Soon, the idea became a business plan, and in 2008 the business plan became a non-profit called Samasource. At the time, I called my idea "socially responsible outsourcing," a term that has since been shortened to "impact sourcing" and adopted by a growing number of organizations. The Rockefeller Foundation has created a definition that could one day apply to a broad range of programs and people:

Impact Sourcing is outsourcing that benefits disadvantaged people in low employment areas... they include those living in rural areas of developing countries or in slums, those without access to secondary or tertiary education, and educated people in areas of high unemployment.

Back in 2008, no one had heard of impact sourcing. We were front-runners in the movement to run outsourcing delivery centers as non-profit businesses aimed at serving the poor, growing their incomes and, importantly, demonstrating to the world that poor people want the same things as rich people: a decent job with a steady income, and agency over their health, education, social and political choices.
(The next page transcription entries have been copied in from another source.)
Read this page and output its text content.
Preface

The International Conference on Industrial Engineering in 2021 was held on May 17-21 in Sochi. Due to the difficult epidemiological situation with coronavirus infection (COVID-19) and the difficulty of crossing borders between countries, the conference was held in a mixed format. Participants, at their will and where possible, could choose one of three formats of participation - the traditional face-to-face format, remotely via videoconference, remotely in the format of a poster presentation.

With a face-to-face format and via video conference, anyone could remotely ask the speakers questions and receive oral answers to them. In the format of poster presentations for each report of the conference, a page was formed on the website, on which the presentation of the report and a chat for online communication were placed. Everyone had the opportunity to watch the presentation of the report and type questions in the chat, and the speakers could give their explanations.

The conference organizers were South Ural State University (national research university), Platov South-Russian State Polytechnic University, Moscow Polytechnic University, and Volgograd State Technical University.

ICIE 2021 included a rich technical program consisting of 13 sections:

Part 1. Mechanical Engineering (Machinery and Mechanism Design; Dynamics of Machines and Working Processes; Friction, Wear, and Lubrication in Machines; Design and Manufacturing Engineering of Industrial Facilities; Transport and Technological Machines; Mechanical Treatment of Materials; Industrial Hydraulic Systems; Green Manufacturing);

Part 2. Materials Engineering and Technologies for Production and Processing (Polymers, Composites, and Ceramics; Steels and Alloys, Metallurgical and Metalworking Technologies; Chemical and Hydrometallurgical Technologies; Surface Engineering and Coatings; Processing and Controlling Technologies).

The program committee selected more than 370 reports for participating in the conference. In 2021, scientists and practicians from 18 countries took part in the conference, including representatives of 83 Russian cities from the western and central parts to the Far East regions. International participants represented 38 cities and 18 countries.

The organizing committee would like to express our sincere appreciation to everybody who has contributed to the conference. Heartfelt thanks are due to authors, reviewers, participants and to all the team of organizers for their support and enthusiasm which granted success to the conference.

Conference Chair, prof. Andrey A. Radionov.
The model is appealing to many in the development world because of how it differs from traditional foreign aid. Impact sourcing distributes wealth using the mechanism of the market. Foreign aid collects revenues from taxpayers and maintains a large and often costly bureaucracy to distribute it to governments of low-income countries and large NGOs that supplement government offerings.

The latter method has its challenges -- aid can create perverse incentives to misreport how money is spent, to be more responsive to donors than to beneficiaries, and to allow the root causes of poverty to persist so that funds keep flowing.

Impact sourcing is a cleaner model. In this framework, sourcing firms win business from corporations that have already set aside funds for completing projects, often competing with other vendors (which forces efficiencies). The sourcing firms make a commitment to hire poor and marginalized people to complete the work, to pay workers a living wage, and to be audited on the above.

Clients pay nothing for the extra benefit of reducing poverty; they pay what they would have paid a vendor to complete their work. Impact sourcing firms, many of which are run as non-profit businesses designed to break even or earn a small profit, benefit from growing client revenues that offset the cost of recruiting and training a marginalized workforce. Workers gain a living wage, valuable computer and English skills, work experience, and socialization in a formal work environment -- factors known to catapult people out of poverty.

The movement is growing. Impact sourcing within business process outsourcing alone is expected to be a $23 billion market by 2015. This is remarkable -- fair trade, a similar concept for commodities and handicrafts, is tiny by comparison (my latest estimate is $5 billion).

In 2008, we started humbly with $30,000 in sales revenue and about the same amount in start-up donations, with a team of thirty Kenyan agents. Four and a half years later, Samasource has paid over $3 million in wages to over 3,500 people on three continents working from 16 local delivery centers. This direct income has supported over 14,000 people in slums and villages with few other formal income opportunities.

And now the real challenge begins. Today, roughly 75 percent of people living in absolute poverty (over one billion people) reside in middle-income countries like India. How do we scale the impact sourcing model to reach them? How can we get every major corporation to set aside a percentage of their sourcing budget to fight poverty through impact sourcing?

One idea is a 1 percent for impact sourcing campaign. The campaign would encourage every business owner to encourage her company to pledge to devote 1 percent of its outsourcing budget to marginalized workers; essentially, it's an affirmative action program for global poverty reduction with no cost to the end buyer.

If every company swiftly moved in this direction, we'd eventually make good on Thomas Friedman's promise of a flat world.

Leila Janah is a social entrepreneur focused on technology, job creation, and global justice. She is founder and CEO of Samasource, cofounder of Samahope, and a Director at CARE USA. She was selected as a Young Global Leader in 2013.